Mother’s Day turns 100 this year. Although it’s become one of the most commercialized U.S. holidays, resulting in a projected 20 billion in spending and trailing only Christmas and Valentine’s Day in greeting card sales, Mother’s Day’s origins are far more humble and idealistic.
In 1914, President Woodrow Wilson officially proclaimed the second Sunday in May Mother’s Day. This was the result of the campaigning and hard work of a group of strong women. It began in the 1850s in West Virginia, with Mother’s Day work clubs organized by Ann Reeves Jarvis to try and lower infant mortality by addressing public health issues and improving sanitary conditions. In the 1860s, these organized women’s groups also cared for wounded soldiers from both sides during the Civil War.
In 1914, President Woodrow Wilson officially proclaimed the second Sunday in May Mother’s Day. This was the result of the campaigning and hard work of a group of strong women.

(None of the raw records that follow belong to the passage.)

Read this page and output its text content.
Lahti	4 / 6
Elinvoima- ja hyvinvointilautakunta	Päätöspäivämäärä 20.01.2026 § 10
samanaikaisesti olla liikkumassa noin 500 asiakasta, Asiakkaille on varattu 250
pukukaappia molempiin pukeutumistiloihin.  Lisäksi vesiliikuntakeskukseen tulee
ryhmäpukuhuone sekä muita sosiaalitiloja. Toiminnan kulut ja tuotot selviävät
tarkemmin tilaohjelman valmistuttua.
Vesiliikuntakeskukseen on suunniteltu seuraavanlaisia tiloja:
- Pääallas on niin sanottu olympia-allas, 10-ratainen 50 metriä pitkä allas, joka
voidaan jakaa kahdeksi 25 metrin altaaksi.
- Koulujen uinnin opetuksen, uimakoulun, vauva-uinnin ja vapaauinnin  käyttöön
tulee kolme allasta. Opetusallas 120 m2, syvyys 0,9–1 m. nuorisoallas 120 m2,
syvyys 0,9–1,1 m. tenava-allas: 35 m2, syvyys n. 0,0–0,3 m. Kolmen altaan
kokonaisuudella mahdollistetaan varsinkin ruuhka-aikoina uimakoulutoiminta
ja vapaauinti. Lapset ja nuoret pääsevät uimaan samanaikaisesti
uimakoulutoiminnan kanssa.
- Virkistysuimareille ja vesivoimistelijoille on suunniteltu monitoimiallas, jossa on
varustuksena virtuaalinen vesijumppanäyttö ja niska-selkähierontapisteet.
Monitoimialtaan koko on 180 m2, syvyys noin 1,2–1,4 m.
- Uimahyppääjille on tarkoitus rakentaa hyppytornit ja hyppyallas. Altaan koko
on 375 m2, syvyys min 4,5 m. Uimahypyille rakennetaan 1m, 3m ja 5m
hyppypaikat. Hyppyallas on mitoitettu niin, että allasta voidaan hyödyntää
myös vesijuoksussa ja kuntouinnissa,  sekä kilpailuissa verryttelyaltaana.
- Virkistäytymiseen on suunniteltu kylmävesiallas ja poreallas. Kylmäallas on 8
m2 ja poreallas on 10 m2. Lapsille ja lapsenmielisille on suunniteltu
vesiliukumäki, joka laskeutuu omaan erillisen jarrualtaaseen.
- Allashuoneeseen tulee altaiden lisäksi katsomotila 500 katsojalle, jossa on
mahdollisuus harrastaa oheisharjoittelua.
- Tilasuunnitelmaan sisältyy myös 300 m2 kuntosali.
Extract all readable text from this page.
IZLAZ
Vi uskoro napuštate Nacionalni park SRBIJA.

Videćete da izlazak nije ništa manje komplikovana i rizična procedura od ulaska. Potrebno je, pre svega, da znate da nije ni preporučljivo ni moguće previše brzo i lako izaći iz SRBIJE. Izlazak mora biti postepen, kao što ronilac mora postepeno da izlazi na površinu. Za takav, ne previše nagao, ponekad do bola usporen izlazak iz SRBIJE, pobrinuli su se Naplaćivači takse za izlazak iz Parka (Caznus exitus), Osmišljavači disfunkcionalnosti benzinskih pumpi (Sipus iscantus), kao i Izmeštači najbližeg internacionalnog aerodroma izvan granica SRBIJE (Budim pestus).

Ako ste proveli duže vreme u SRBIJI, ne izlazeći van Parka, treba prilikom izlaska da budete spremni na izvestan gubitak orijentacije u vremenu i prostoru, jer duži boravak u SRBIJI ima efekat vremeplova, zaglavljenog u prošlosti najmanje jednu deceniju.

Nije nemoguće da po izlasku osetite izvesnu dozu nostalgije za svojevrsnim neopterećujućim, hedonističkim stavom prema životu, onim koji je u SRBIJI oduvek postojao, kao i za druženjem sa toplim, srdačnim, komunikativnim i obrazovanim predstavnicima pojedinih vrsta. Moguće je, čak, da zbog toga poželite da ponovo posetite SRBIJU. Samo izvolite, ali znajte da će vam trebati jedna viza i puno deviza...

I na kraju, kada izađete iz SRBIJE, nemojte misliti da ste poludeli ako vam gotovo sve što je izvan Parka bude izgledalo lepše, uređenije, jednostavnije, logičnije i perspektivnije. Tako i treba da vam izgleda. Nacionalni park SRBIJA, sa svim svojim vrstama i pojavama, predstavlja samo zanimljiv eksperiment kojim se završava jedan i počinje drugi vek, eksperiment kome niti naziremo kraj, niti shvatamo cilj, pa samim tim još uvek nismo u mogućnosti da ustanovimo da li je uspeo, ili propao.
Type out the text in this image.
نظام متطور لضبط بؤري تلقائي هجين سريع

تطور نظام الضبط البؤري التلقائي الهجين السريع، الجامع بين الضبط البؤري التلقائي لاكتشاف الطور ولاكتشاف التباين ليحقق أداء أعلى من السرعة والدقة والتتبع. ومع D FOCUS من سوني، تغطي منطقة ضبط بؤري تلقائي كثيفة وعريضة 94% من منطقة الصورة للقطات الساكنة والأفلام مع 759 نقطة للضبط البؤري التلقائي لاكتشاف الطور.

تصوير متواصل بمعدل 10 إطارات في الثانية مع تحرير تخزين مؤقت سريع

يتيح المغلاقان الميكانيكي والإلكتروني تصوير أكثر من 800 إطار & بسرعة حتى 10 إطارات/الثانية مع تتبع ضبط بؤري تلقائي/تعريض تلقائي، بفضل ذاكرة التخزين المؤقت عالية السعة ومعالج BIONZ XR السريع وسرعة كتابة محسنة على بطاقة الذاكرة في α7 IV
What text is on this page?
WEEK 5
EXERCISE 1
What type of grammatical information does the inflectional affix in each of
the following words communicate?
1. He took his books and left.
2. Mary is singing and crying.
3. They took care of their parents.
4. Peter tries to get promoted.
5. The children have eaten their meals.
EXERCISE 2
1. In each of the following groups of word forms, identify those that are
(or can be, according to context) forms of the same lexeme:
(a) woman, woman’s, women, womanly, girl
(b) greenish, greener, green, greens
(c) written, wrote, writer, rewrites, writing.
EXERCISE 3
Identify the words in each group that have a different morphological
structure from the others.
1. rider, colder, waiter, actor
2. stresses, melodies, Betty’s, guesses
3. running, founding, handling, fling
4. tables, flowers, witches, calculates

After the war, Jarvis and other women organized Mother’s Friendship Day picnics to promote peace and unite the two sides. In 1870, Boston poet and suffragette Julia Ward Howe (best known as the composer of “The Battle Hymn of the Republic”) issued a “Mother’s Day Proclamation,” urging women to take an active political role in promoting peace.
When Jarvis died in 1905, her daughter, Anna Jarvis, inspired by her mother’s activism and fight for female empowerment, began petitioning for a national holiday in celebration of mothers. Three years later, the younger Jarvis organized what would become the first (unofficial) Mother’s Day celebration in a church (now renamed the International Mother’s Day Shrine) in West Virginia. Six years after that, the holiday became official.
Jarvis soon became disillusioned by the commercialization of Mother’s Day, and spent the remainder of her life organizing boycotts and protests trying to fight it. She even publicly attacked the First Lady, Eleanor Roosevelt, for using the holiday as an opportunity for charity fundraising. The holiday Jarvis had worked so hard to establish was supposed to be about honoring and celebrating our mothers, not profit.
The holiday Jarvis had worked so hard to establish was supposed to be about honoring and celebrating our mothers, not profit.
Another interesting thing to note is that Jarvis always intended this holiday to be a celebration of the only mother in your life, stressing the singular Mother’s Day (not the plural Mothers’ Day). It wasn’t intended to celebrate all mothers, but — as a son or daughter — to celebrate the one mother who brought you into this world. This custom lives on in some countries. In my native Sweden, for example, it’s rare to wish any stranger on the street (or friend, for that matter) a “Happy Mother’s Day” just because she happens to be a woman who has at some point given birth to a child. In the U.S., we do this constantly. Is it a way of expanding the holiday to be a more inclusive celebration or are we diluting the message of appreciation and love at the expense of our own mothers? Food for thought.
Regardless of how you choose to celebrate your mother this Sunday, do something more thoughtful than simply buying a card and flowers. Cook her a meal, take her out and do something fun together, or simply follow Anna Jarvis’ original suggestion and write your mother a letter telling her just how much she means to you.